VS2012 RC gives the same error. Clang also compiles without error. Based on that I would say that VS is probably wrong, but I think it's a bit of a grey area whether the compiler should want the definition of a type when evaluating operators for which there is an explicit external operator defined, so I would personally err on the side of them being right.

edd, are you sure you're not including ostream or other library by mistake? That library would fix this error.

According to MSDN and cpp.reference.com and even gcc, iosfwd contains only forward declaration, making me believe you're the one who made mistake.

Sources:
http://msdn.microsoft.com/en-us/library/1af12yty%28v=vs.110%29.aspx
http://en.cppreference.com/w/cpp/header
http://gcc.gnu.org/onlinedocs/libstdc++/libstdc++-html-USERS-4.1/group__s27__2__iosfwd.html

According to MSDN and cpp.reference.com and even gcc, iosfwd contains only forward declaration, making me believe you're the one who made mistake.

That's true, but his code doesn't really use anything that requires the definition of the class, so a forward declaration is all that would be necessary for the compiler to evaluate the expressions.

You can replace that code with this:

struct foo { };

class mynonexistentostream;

mynonexistentostream &operator<< (mynonexistentostream& out, const foo &) { return out; }

void format(mynonexistentostream& out, const foo &x) { out << x; }

int main()
{
return 0;
}


and the result is the same; an error on VS and no error on the other compilers, with no headers being included at all.

A compiler needs to evaluate any class member operators and namespace-scoped operators to determine which one to use, but in this case the namespace-scoped operator is clearly the best possible option, so a compiler would be able to evaluate things without having the class definition. Whether a compiler is actually required to do so per the standard I'm not sure about. There's a very good chance that it's not, and both may be technically compliant.

Edit: nevermind, followup coming.

Actually after further investigation, it appears that Visual Studio is patently wrong. The reason for the error is not because of operator resolution issues, it's because of an apparent compiler limitation that does not allow references to undefined types to be returned from a function if they are not assigned.

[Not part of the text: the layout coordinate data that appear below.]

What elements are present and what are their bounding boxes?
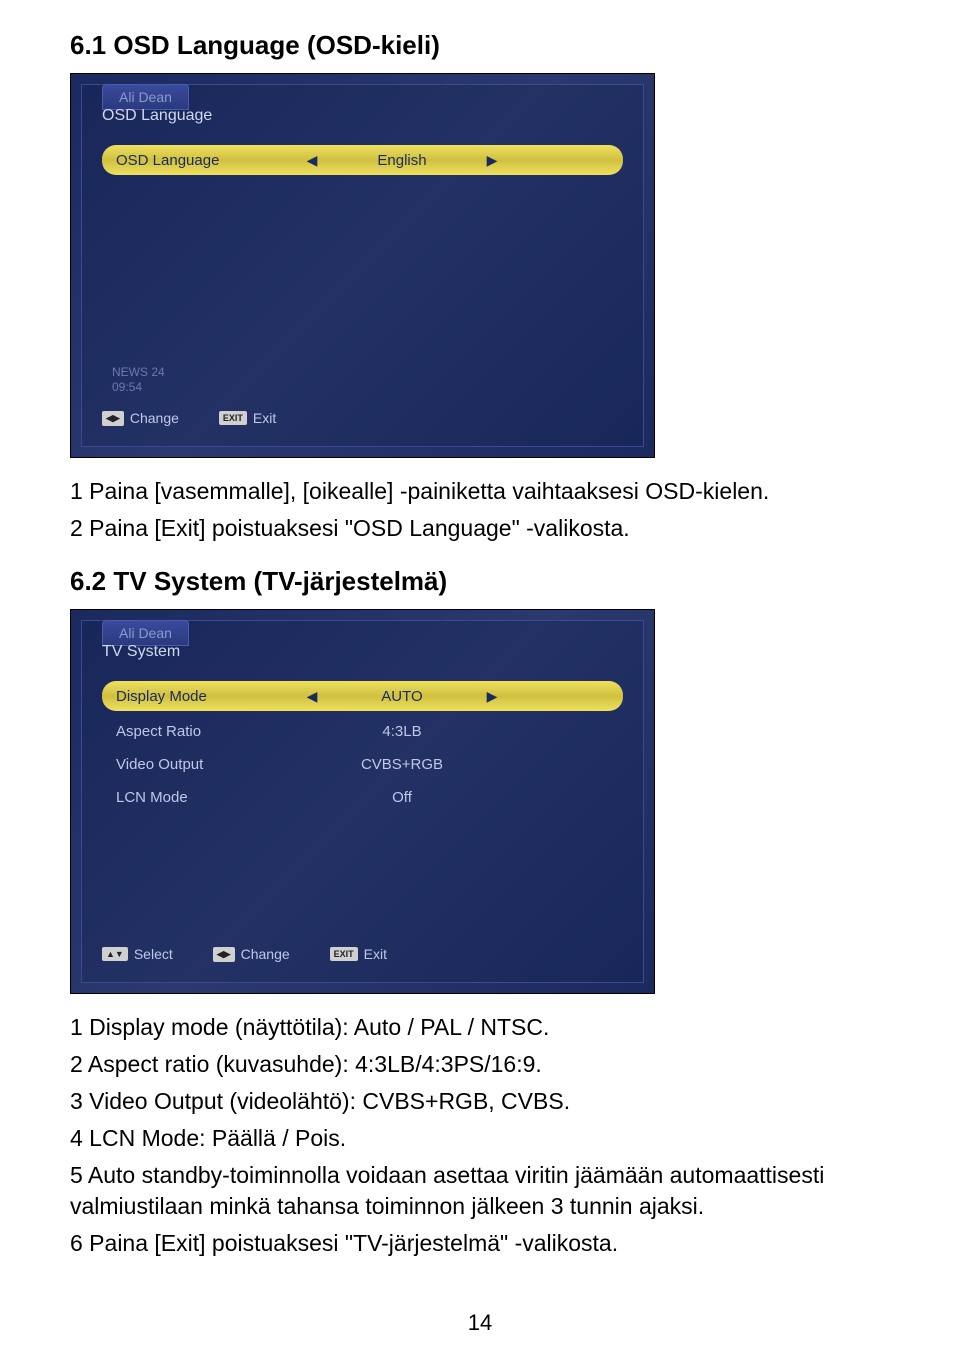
body-text: 5 Auto standby-toiminnolla voidaan asett… <box>70 1160 890 1222</box>
arrow-right-icon[interactable]: ▶ <box>482 688 502 705</box>
body-text: 2 Aspect ratio (kuvasuhde): 4:3LB/4:3PS/… <box>70 1049 890 1080</box>
page-number: 14 <box>468 1310 492 1336</box>
body-text: 1 Paina [vasemmalle], [oikealle] -painik… <box>70 476 890 507</box>
footer-label: Select <box>134 946 173 962</box>
osd-row-value: Off <box>322 789 482 806</box>
osd-row-label: Display Mode <box>102 688 302 705</box>
key-icon: ◀▶ <box>102 411 124 426</box>
osd-header: TV System <box>102 643 180 661</box>
body-text: 6 Paina [Exit] poistuaksesi "TV-järjeste… <box>70 1228 890 1259</box>
arrow-right-icon[interactable]: ▶ <box>482 152 502 169</box>
osd-header: OSD Language <box>102 107 212 125</box>
arrow-left-icon[interactable]: ◀ <box>302 152 322 169</box>
osd-row-label: Aspect Ratio <box>102 723 302 740</box>
timestamp-line: NEWS 24 <box>112 365 165 381</box>
osd-panel: Ali Dean TV System Display Mode ◀ AUTO ▶… <box>81 620 644 983</box>
body-text: 4 LCN Mode: Päällä / Pois. <box>70 1123 890 1154</box>
osd-row-value: 4:3LB <box>322 723 482 740</box>
osd-panel: Ali Dean OSD Language OSD Language ◀ Eng… <box>81 84 644 447</box>
key-icon: EXIT <box>219 411 247 425</box>
section-title-1: 6.1 OSD Language (OSD-kieli) <box>70 30 890 61</box>
osd-row[interactable]: Video Output CVBS+RGB <box>102 749 623 779</box>
body-text: 1 Display mode (näyttötila): Auto / PAL … <box>70 1012 890 1043</box>
footer-label: Exit <box>364 946 387 962</box>
body-text: 3 Video Output (videolähtö): CVBS+RGB, C… <box>70 1086 890 1117</box>
key-icon: ◀▶ <box>213 947 235 962</box>
osd-row[interactable]: LCN Mode Off <box>102 782 623 812</box>
osd-screenshot-1: Ali Dean OSD Language OSD Language ◀ Eng… <box>70 73 655 458</box>
osd-row-label: Video Output <box>102 756 302 773</box>
osd-footer: ▲▼ Select ◀▶ Change EXIT Exit <box>102 946 623 962</box>
osd-row-label: LCN Mode <box>102 789 302 806</box>
osd-row[interactable]: Aspect Ratio 4:3LB <box>102 716 623 746</box>
footer-label: Change <box>241 946 290 962</box>
osd-timestamp: NEWS 24 09:54 <box>112 365 165 396</box>
osd-row-value: CVBS+RGB <box>322 756 482 773</box>
osd-row-selected[interactable]: Display Mode ◀ AUTO ▶ <box>102 681 623 711</box>
footer-hint: ◀▶ Change <box>102 410 179 426</box>
footer-hint: EXIT Exit <box>330 946 387 962</box>
footer-hint: EXIT Exit <box>219 410 276 426</box>
key-icon: EXIT <box>330 947 358 961</box>
osd-screenshot-2: Ali Dean TV System Display Mode ◀ AUTO ▶… <box>70 609 655 994</box>
footer-label: Exit <box>253 410 276 426</box>
osd-row-value: AUTO <box>322 688 482 705</box>
osd-footer: ◀▶ Change EXIT Exit <box>102 410 623 426</box>
osd-row-value: English <box>322 152 482 169</box>
footer-hint: ▲▼ Select <box>102 946 173 962</box>
footer-hint: ◀▶ Change <box>213 946 290 962</box>
footer-label: Change <box>130 410 179 426</box>
key-icon: ▲▼ <box>102 947 128 961</box>
osd-row-selected[interactable]: OSD Language ◀ English ▶ <box>102 145 623 175</box>
section-title-2: 6.2 TV System (TV-järjestelmä) <box>70 566 890 597</box>
timestamp-line: 09:54 <box>112 380 165 396</box>
body-text: 2 Paina [Exit] poistuaksesi "OSD Languag… <box>70 513 890 544</box>
arrow-left-icon[interactable]: ◀ <box>302 688 322 705</box>
osd-row-label: OSD Language <box>102 152 302 169</box>
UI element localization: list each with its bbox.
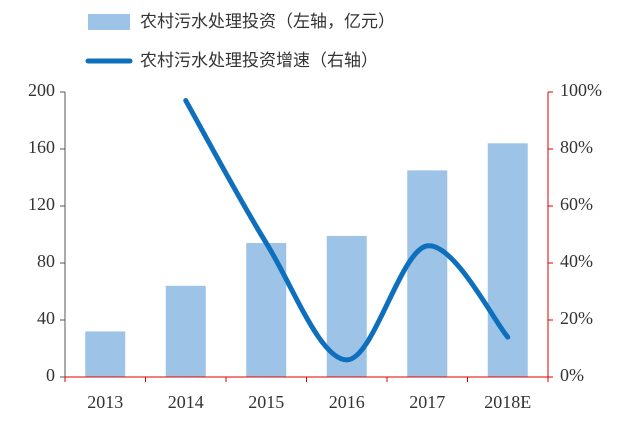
y2-tick-label: 0% xyxy=(560,365,584,385)
y2-tick-label: 100% xyxy=(560,80,602,100)
y2-tick-label: 80% xyxy=(560,137,593,157)
y-tick-label: 200 xyxy=(28,80,55,100)
legend-label: 农村污水处理投资增速（右轴） xyxy=(140,51,378,71)
y-tick-label: 40 xyxy=(37,308,55,328)
x-tick-label: 2015 xyxy=(248,392,284,412)
x-tick-label: 2013 xyxy=(87,392,123,412)
y2-tick-label: 20% xyxy=(560,308,593,328)
x-tick-label: 2014 xyxy=(168,392,204,412)
y2-tick-label: 40% xyxy=(560,251,593,271)
y-tick-label: 120 xyxy=(28,194,55,214)
y-tick-label: 0 xyxy=(46,365,55,385)
x-tick-label: 2018E xyxy=(484,392,531,412)
bar xyxy=(85,331,126,377)
y2-tick-label: 60% xyxy=(560,194,593,214)
legend-label: 农村污水处理投资（左轴，亿元） xyxy=(140,12,395,32)
legend-swatch xyxy=(88,14,130,30)
bar xyxy=(407,170,448,377)
y-tick-label: 80 xyxy=(37,251,55,271)
y-tick-label: 160 xyxy=(28,137,55,157)
line xyxy=(183,98,511,363)
x-tick-label: 2017 xyxy=(409,392,445,412)
bar xyxy=(487,143,528,377)
x-tick-label: 2016 xyxy=(329,392,365,412)
bar xyxy=(165,285,206,377)
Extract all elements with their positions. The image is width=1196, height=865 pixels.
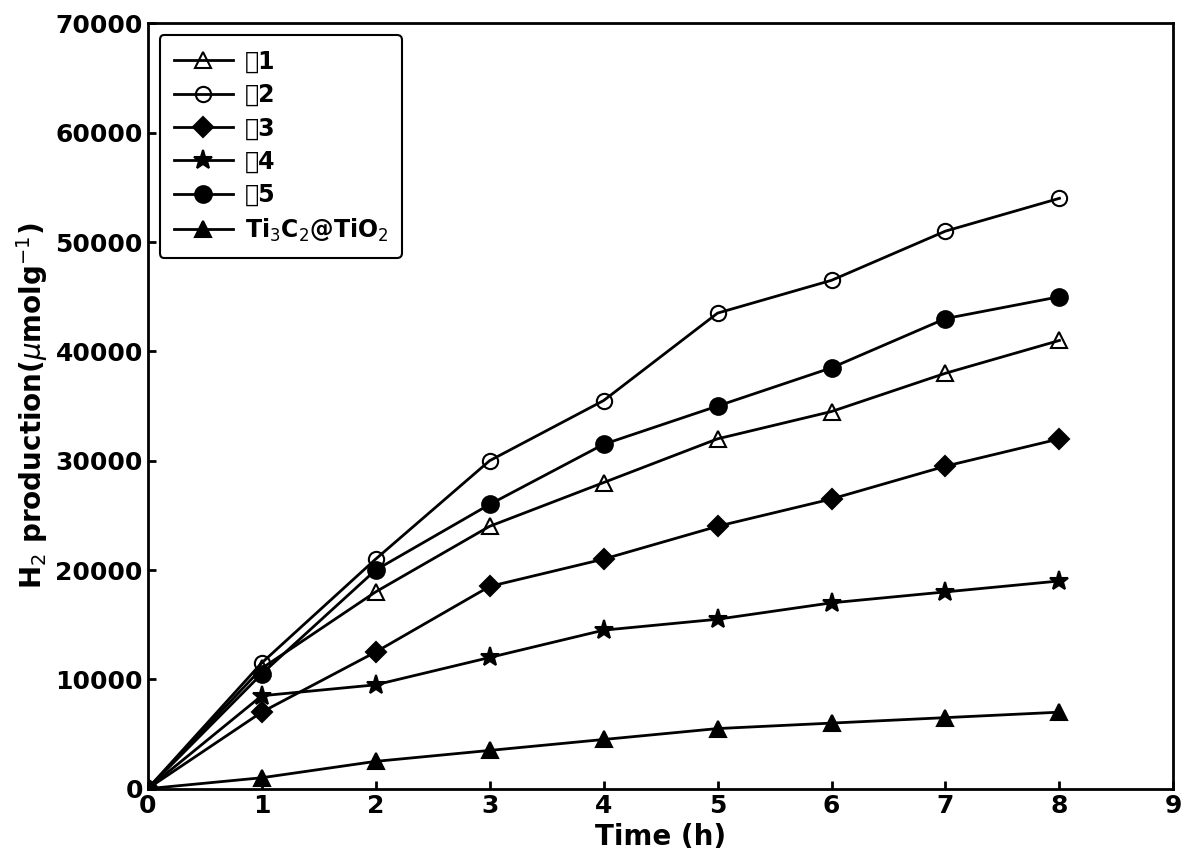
例5 xyxy=(824,362,838,373)
例3 xyxy=(597,554,611,564)
例5 xyxy=(597,439,611,450)
例2 xyxy=(939,226,953,236)
例2 xyxy=(482,456,496,466)
例3 xyxy=(824,494,838,504)
例4 xyxy=(1052,576,1067,586)
例5 xyxy=(710,400,725,411)
X-axis label: Time (h): Time (h) xyxy=(594,823,726,851)
例4 xyxy=(368,680,383,690)
例1 xyxy=(482,521,496,531)
例3 xyxy=(140,784,154,794)
例2 xyxy=(597,395,611,406)
例4 xyxy=(710,614,725,625)
Ti$_3$C$_2$@TiO$_2$ xyxy=(710,723,725,734)
例4 xyxy=(482,652,496,663)
例1 xyxy=(939,368,953,378)
Ti$_3$C$_2$@TiO$_2$ xyxy=(482,746,496,756)
Ti$_3$C$_2$@TiO$_2$ xyxy=(824,718,838,728)
Line: 例3: 例3 xyxy=(141,432,1067,796)
例3 xyxy=(368,647,383,657)
Line: Ti$_3$C$_2$@TiO$_2$: Ti$_3$C$_2$@TiO$_2$ xyxy=(140,704,1067,797)
例1 xyxy=(255,663,269,674)
例1 xyxy=(140,784,154,794)
例5 xyxy=(140,784,154,794)
Line: 例1: 例1 xyxy=(140,333,1067,797)
例1 xyxy=(710,433,725,444)
例5 xyxy=(1052,292,1067,302)
Ti$_3$C$_2$@TiO$_2$ xyxy=(368,756,383,766)
Line: 例4: 例4 xyxy=(138,571,1069,798)
例3 xyxy=(710,521,725,531)
例3 xyxy=(255,707,269,717)
Line: 例5: 例5 xyxy=(140,288,1068,797)
例4 xyxy=(140,784,154,794)
例4 xyxy=(597,625,611,636)
Ti$_3$C$_2$@TiO$_2$ xyxy=(255,772,269,783)
例5 xyxy=(482,499,496,509)
例3 xyxy=(1052,433,1067,444)
例2 xyxy=(1052,193,1067,203)
例3 xyxy=(939,461,953,471)
例2 xyxy=(255,657,269,668)
例1 xyxy=(597,477,611,488)
例4 xyxy=(255,690,269,701)
Ti$_3$C$_2$@TiO$_2$ xyxy=(1052,707,1067,717)
Y-axis label: H$_2$ production($\mu$molg$^{-1}$): H$_2$ production($\mu$molg$^{-1}$) xyxy=(14,223,50,589)
例1 xyxy=(1052,336,1067,346)
例3 xyxy=(482,581,496,592)
例4 xyxy=(939,586,953,597)
例5 xyxy=(939,313,953,324)
例5 xyxy=(255,669,269,679)
Legend: 例1, 例2, 例3, 例4, 例5, Ti$_3$C$_2$@TiO$_2$: 例1, 例2, 例3, 例4, 例5, Ti$_3$C$_2$@TiO$_2$ xyxy=(159,35,402,258)
例2 xyxy=(710,308,725,318)
例5 xyxy=(368,565,383,575)
例1 xyxy=(824,407,838,417)
例2 xyxy=(368,554,383,564)
Line: 例2: 例2 xyxy=(140,190,1067,797)
例2 xyxy=(824,275,838,285)
Ti$_3$C$_2$@TiO$_2$ xyxy=(140,784,154,794)
例2 xyxy=(140,784,154,794)
例1 xyxy=(368,586,383,597)
Ti$_3$C$_2$@TiO$_2$ xyxy=(939,713,953,723)
例4 xyxy=(824,598,838,608)
Ti$_3$C$_2$@TiO$_2$ xyxy=(597,734,611,745)
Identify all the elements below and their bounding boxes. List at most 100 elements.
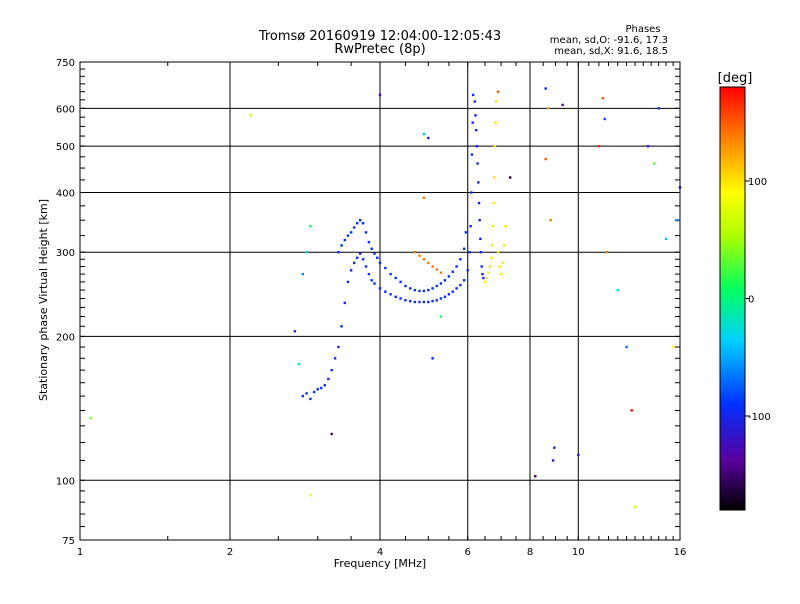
echo-point bbox=[378, 287, 382, 290]
echo-point bbox=[493, 145, 496, 148]
echo-point bbox=[479, 237, 482, 240]
echo-point bbox=[364, 231, 368, 234]
echo-point bbox=[370, 279, 373, 282]
echo-point bbox=[603, 117, 606, 121]
echo-point bbox=[399, 280, 402, 284]
y-tick-label: 100 bbox=[56, 476, 75, 487]
echo-point bbox=[439, 315, 443, 318]
chart-grid bbox=[80, 62, 680, 540]
echo-point bbox=[447, 275, 451, 278]
echo-point bbox=[297, 362, 301, 366]
echo-point bbox=[427, 136, 430, 140]
echo-point bbox=[343, 238, 346, 242]
y-tick-label: 750 bbox=[56, 58, 75, 69]
echo-point bbox=[633, 505, 637, 508]
echo-point bbox=[485, 276, 488, 280]
echo-point bbox=[466, 269, 469, 272]
echo-point bbox=[479, 251, 483, 254]
echo-point bbox=[476, 162, 479, 165]
echo-point bbox=[293, 330, 297, 333]
echo-point bbox=[330, 368, 333, 372]
echo-point bbox=[367, 240, 371, 244]
echo-point bbox=[492, 201, 495, 205]
echo-point bbox=[431, 357, 434, 360]
echo-point bbox=[394, 295, 397, 298]
echo-point bbox=[499, 272, 503, 276]
y-tick-label: 75 bbox=[62, 536, 75, 547]
colorbar-ticks: 100 0 -100 bbox=[745, 177, 771, 423]
echo-point bbox=[671, 345, 675, 349]
echo-point bbox=[413, 300, 417, 304]
echo-point bbox=[404, 299, 407, 302]
echo-point bbox=[427, 288, 430, 292]
echo-point bbox=[301, 272, 304, 276]
echo-point bbox=[625, 345, 628, 349]
echo-point bbox=[469, 225, 472, 228]
echo-point bbox=[378, 93, 382, 97]
echo-point bbox=[477, 181, 480, 184]
echo-point bbox=[483, 280, 487, 284]
echo-point bbox=[490, 256, 493, 259]
echo-point bbox=[475, 129, 478, 132]
echo-point bbox=[427, 261, 430, 265]
echo-point bbox=[361, 258, 365, 261]
echo-point bbox=[601, 97, 604, 100]
echo-point bbox=[494, 100, 498, 103]
echo-point bbox=[443, 279, 447, 282]
echo-point bbox=[327, 377, 330, 381]
echo-point bbox=[455, 287, 458, 290]
x-tick-label: 6 bbox=[465, 547, 471, 558]
echo-point bbox=[477, 201, 481, 205]
echo-point bbox=[301, 394, 304, 398]
echo-point bbox=[340, 325, 343, 328]
echo-point bbox=[577, 453, 580, 457]
echo-point bbox=[605, 251, 608, 254]
echo-point bbox=[373, 282, 376, 285]
echo-point bbox=[553, 446, 556, 449]
echo-point bbox=[616, 288, 619, 292]
echo-point bbox=[473, 100, 476, 103]
echo-point bbox=[323, 384, 326, 387]
echo-point bbox=[435, 284, 438, 288]
echo-point bbox=[504, 225, 507, 228]
echo-point bbox=[340, 244, 343, 247]
x-axis-label: Frequency [MHz] bbox=[334, 557, 426, 570]
echo-point bbox=[337, 251, 340, 254]
echo-point bbox=[409, 287, 412, 290]
phase-stats-o: mean, sd,O: -91.6, 17.3 bbox=[550, 35, 668, 46]
chart-title: Tromsø 20160919 12:04:00-12:05:43 bbox=[258, 29, 501, 44]
echo-point bbox=[394, 276, 397, 280]
echo-point bbox=[462, 279, 466, 282]
echo-point bbox=[309, 397, 312, 401]
echo-point bbox=[646, 145, 650, 148]
echo-point bbox=[418, 289, 421, 293]
echo-point bbox=[462, 247, 466, 250]
echo-point bbox=[330, 432, 333, 436]
echo-point bbox=[378, 261, 382, 265]
echo-point bbox=[653, 162, 656, 165]
echo-point bbox=[422, 258, 426, 261]
echo-point bbox=[439, 271, 443, 274]
y-tick-label: 300 bbox=[56, 248, 75, 259]
echo-point bbox=[333, 357, 337, 360]
echo-point bbox=[447, 293, 451, 296]
echo-point bbox=[491, 225, 495, 228]
echo-point bbox=[439, 282, 443, 285]
echo-point bbox=[657, 107, 660, 110]
echo-point bbox=[498, 265, 501, 268]
y-axis: 75 100 200 300 400 500 600 750 bbox=[56, 58, 680, 547]
echo-point bbox=[346, 280, 350, 284]
echo-point bbox=[544, 87, 547, 90]
echo-point bbox=[475, 145, 479, 148]
echo-point bbox=[384, 290, 387, 293]
echo-point bbox=[470, 191, 473, 194]
echo-point bbox=[471, 121, 474, 124]
echo-point bbox=[305, 251, 308, 254]
echo-point bbox=[471, 93, 475, 97]
echo-point bbox=[376, 256, 379, 259]
plot-frame bbox=[79, 61, 681, 541]
echo-point bbox=[459, 283, 462, 287]
echo-point bbox=[630, 409, 633, 412]
echo-point bbox=[427, 300, 430, 304]
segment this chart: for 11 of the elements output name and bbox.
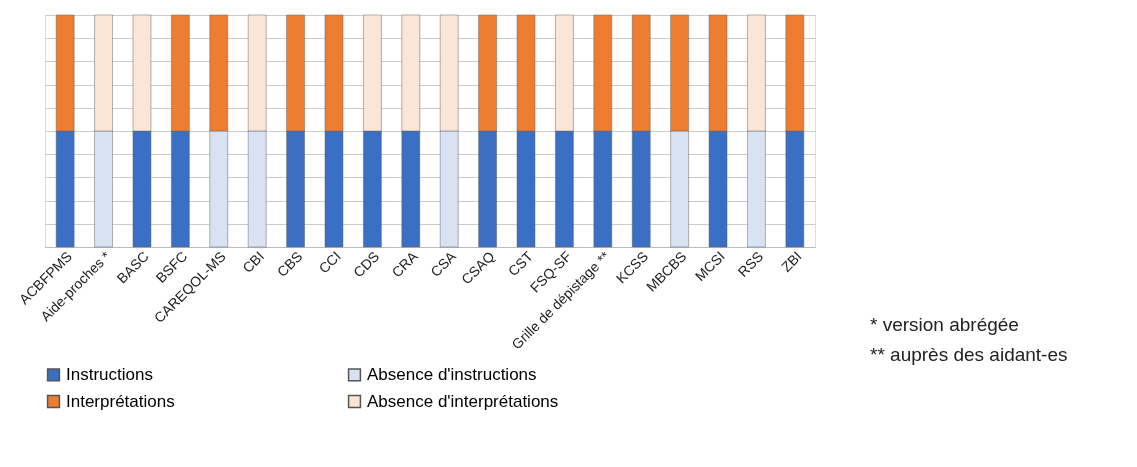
- x-tick-label: CBI: [239, 248, 268, 276]
- x-tick-label: CSA: [427, 247, 460, 280]
- text: ** auprès des aidant-es: [870, 343, 1068, 367]
- legend-label: Interprétations: [66, 391, 175, 411]
- x-tick-label: CRA: [388, 247, 422, 281]
- legend-label: Absence d'instructions: [367, 364, 537, 384]
- x-tick-label: CCI: [315, 248, 344, 277]
- legend-label: Absence d'interprétations: [367, 391, 559, 411]
- legend-label: Instructions: [66, 364, 153, 384]
- text: * version abrégée: [870, 313, 1020, 337]
- x-tick-label: ZBI: [778, 248, 805, 275]
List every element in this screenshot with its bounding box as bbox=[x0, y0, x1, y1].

C2027 says that references to undefined types are not allowed, but that is not the case; if their example code is changed to the following it compiles fine:

A& a = CreateA();

It just doesn't work if the return value is unassigned as in their example.

Per section 5.2.2 of the C++ standard, the result type of a function call that returns an lvalue reference is an lvalue, so an incomplete type should be fine.

Since the operator << returns a reference, and it is not being assigned, the same error is being invoked.

A workaround for your code could then be this:

void format(std::ostream &out, const foo &x) { std::ostream& t = out << x; }

which should compile fine.

Update: so, apparently the reason that it doesn't work in VS is because VS is unable to convert an undefined type to type void, and a function with the return value unassigned is equivalent to casting to type void, i.e. (void)CreateA();

The C++ standard states that "Any expression can be explicitly converted to type cv void, in which case it becomes a discarded-value expression."

Therefore VS is wrong and the others are right.